Last weekend we went strolling along Mother Teresa and saw some such merchants. This stall sold traditional Albanian costumes. The ones below are for boys.

This is a girl's costume. These items are supposed to be handmade, even the shoes. The embroidery and hand sewing can be very intricate, often with much beading. The shoes are interesting, too.

This man is making traditional hats for men. We were told that these hats are worn by the head of the house to signify his place in the family

Here is a man wearing his hat. They are usually older men, often in suits. In the winter they will wrap a scarf around the base for warmth. It looks a bit like a turban.

This man was carving flutes.  He has his hat on, too.

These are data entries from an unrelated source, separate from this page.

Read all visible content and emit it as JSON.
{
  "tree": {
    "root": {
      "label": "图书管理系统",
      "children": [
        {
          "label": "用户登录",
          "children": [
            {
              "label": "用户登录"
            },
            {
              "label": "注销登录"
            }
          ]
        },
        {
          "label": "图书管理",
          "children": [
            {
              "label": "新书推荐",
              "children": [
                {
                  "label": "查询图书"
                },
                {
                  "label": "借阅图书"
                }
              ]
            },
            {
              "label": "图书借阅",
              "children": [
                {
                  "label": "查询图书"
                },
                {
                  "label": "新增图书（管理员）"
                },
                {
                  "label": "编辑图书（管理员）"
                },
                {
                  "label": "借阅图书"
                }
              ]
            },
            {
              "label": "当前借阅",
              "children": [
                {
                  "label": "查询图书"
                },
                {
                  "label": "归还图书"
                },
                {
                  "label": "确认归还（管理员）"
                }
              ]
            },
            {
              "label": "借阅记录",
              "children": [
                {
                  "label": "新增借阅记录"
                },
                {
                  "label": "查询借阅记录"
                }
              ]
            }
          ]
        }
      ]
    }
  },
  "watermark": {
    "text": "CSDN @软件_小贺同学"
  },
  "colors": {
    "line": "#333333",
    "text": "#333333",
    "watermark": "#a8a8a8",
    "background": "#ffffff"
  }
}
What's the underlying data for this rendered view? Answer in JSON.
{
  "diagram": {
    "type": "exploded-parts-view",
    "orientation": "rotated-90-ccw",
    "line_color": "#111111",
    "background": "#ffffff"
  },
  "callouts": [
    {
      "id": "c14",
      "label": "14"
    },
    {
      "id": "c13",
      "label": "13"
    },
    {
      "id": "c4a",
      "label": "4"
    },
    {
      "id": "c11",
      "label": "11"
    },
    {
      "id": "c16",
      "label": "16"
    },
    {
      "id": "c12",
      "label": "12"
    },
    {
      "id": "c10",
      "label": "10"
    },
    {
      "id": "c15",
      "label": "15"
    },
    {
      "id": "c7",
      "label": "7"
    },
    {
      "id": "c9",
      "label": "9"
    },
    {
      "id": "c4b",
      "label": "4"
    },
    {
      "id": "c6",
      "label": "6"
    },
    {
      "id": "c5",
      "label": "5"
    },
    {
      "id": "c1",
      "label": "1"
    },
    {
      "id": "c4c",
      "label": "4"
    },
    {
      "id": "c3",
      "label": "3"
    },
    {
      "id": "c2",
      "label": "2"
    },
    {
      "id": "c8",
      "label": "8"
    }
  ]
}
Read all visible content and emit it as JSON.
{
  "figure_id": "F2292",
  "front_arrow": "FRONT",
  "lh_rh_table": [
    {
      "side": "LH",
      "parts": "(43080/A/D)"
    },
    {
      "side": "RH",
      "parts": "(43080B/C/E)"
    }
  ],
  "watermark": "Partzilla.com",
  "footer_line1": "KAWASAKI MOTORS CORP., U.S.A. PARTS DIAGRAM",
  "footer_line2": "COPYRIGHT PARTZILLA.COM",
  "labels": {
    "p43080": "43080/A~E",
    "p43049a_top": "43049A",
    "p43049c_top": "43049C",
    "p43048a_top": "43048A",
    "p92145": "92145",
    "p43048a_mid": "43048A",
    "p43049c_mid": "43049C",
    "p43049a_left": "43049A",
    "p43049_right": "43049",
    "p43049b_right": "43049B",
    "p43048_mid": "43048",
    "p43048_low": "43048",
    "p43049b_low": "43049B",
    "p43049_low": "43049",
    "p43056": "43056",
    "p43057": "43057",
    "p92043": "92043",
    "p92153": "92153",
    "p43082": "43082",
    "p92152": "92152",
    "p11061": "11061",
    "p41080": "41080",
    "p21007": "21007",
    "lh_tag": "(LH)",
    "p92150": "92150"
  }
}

He ws so happy to get his picture taken!

Honey is quite the product here. There are lots of different types and flavors.  This stall was selling honey made from pine trees. It had a unique flavor but I prefer honey from flowers.

 We enjoyed the market. It is nice to have a a pedestrian area in the city for this kind of activity.

Just off Mother Teresa there is a new hotel going up - a nice example of improvements.

Kosovars love their coffee! This is one of my favorite coffee shops, Amelie. In the afternoon it is full of students from Pristina University. It is very modern and the coffee is really good!

 Our local pet store. There are two vets here who take great care of Sadie.

I had to take a photo of this sign. 3M in Kosovo! My father - who worked for 3M his entire career - would love it!

This is Pristina's electricity plant.  It burns soft coal so the pollution is terrible. They do have a few wind turbines set up on the hills near the airport but electricity is a big issue here.

This sight is not really too uncommon here. Oftentimes the horses are decorated with ribbons and bells. And the different variations on wagons is very interesting. 

Spring is very beautiful in Kosovo. The fields are covered with flowers like this, especially the beautiful red poppies. The locals call them "blood flowers" because they are said to  have sprung up from the blood shed at the battle of Kosovo in 1380 when the Turks defeated them.

I'll end for now with this lovely photo. More later on Charlie's work and our place. It's good to be back.

Thursday, June 23, 2011

Dublin Bay and Glendalough

During my last week in Dublin Robin and I took Lyla to her favorite place - Dublin Bay. It was a beautiful day and we enjoyed the sea so much. We went to Sandymount which is just a few minutes from their home in Donnybrook. Lyla loves the sand, water and ships.

On my last weekend there, we went to Glendalough in the Wicklow mountains. Glendalough is an ancient monastery founded by St. Kevin and one of the most famous ancient ruins in Ireland.

The stream as you enter the grounds.

Remains of the church

Daffodils brightening one of the many headstones.

 More headstones and the remains of "St. Kevin's Kitchen"

 Celtic cross in the graveyard.

Glendalough is in a beautiful valley of the Wicklow mountains

Lyla in the church window

The upper lake at Glendalough. There is a beautiful national park here with trails and areas for family picnics.
 Some signs of life in the wall ruins.
It was a great experience. Can't wait to go back.